For those of you playing along at home, the dead are much more closely linked to their earthly places of worship here than in the United States. In the U.S. you worship in one place and they put your body somewhere across town when you die. But here -- especially with those places of worship that have been around for a while -- the two experiences are closer. If you visit Llandaff Cathedral, where Christian worship has taken place for more than 1,000 years, you walk past graves. If you lie in the churchyard grass, you lie in the ashes of people's loved ones. It's a perhaps morbid image to think of us lying there, but I don't really see it that way.

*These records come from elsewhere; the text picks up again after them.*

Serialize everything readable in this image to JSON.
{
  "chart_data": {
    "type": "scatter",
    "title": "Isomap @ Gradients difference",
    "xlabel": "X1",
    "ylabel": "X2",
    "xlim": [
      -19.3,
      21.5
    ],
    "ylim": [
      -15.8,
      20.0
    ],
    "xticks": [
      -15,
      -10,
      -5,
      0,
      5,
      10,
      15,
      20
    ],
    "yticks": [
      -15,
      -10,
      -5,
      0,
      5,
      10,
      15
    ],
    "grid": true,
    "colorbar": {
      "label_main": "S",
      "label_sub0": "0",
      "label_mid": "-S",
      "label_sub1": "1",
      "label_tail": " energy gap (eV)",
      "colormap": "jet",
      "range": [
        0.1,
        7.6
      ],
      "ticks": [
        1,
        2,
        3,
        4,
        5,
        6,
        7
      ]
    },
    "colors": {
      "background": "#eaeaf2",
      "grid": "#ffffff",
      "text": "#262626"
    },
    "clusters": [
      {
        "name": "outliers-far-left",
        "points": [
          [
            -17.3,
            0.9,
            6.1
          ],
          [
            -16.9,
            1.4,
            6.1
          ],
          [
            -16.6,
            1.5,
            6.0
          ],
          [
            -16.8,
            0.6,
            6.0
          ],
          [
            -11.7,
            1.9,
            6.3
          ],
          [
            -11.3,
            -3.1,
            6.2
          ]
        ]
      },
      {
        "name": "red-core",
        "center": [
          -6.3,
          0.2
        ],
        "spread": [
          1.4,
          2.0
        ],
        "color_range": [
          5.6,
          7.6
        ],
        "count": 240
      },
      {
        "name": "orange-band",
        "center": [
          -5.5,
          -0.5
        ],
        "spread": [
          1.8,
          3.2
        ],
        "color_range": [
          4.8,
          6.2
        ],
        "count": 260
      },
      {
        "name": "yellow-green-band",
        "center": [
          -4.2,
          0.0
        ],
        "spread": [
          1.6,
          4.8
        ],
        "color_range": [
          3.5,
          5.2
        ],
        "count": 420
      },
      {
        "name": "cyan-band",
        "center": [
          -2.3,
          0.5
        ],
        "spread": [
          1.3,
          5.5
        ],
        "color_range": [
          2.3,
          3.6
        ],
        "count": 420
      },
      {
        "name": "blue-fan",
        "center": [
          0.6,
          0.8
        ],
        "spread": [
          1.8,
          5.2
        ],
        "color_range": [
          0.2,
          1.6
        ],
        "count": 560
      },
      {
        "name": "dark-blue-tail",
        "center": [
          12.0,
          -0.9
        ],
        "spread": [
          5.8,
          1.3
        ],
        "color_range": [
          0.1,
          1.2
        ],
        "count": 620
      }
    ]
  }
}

Life is about hope. That is the very essence of living, it is why living always wins out over dying. As long as your heart beats, there is hope. There is a chance. There is a possibility. I hope that when we die our souls carry on; and our bodies melt away, no longer needed, to eventually be recycled into some other carbon-based material -- a plant or animal or whatever. But I imagine that many of the hopes we carry work themselves into the body's very molecular structure and continue to emanate, softly, after death. So, in a strange sort of way, I could feel the hopes and dreams of Caerdydd's faithful pushing up from the ground trying to find someone new to carry them onward. As if thousands of souls were gently saying: "Everything is alright for me now. But here, take this bit of hope off me, mix it with your own and fulfil it. Push. Go. Do. Become."

I wasn't alone.

"I think, in a way, I have an obligation to follow my heart and my passions. I should be making the most of all my energy; I feel a kind of responsibility to do that. I have a responsibility to pursue my dreams. That's what I want to come from this move to Cardiff: I am going to try to fulfil the responsibility of youth," said Lisa.

The pride of Hirwaun. The blue-eyed beauty of Cwm Cynon. Now the big-hearted girl of Riverside. The only thing ahead of her is possibility.

And the old city of Caerdydd sang, because another soul had come to her full of hopes and dreams.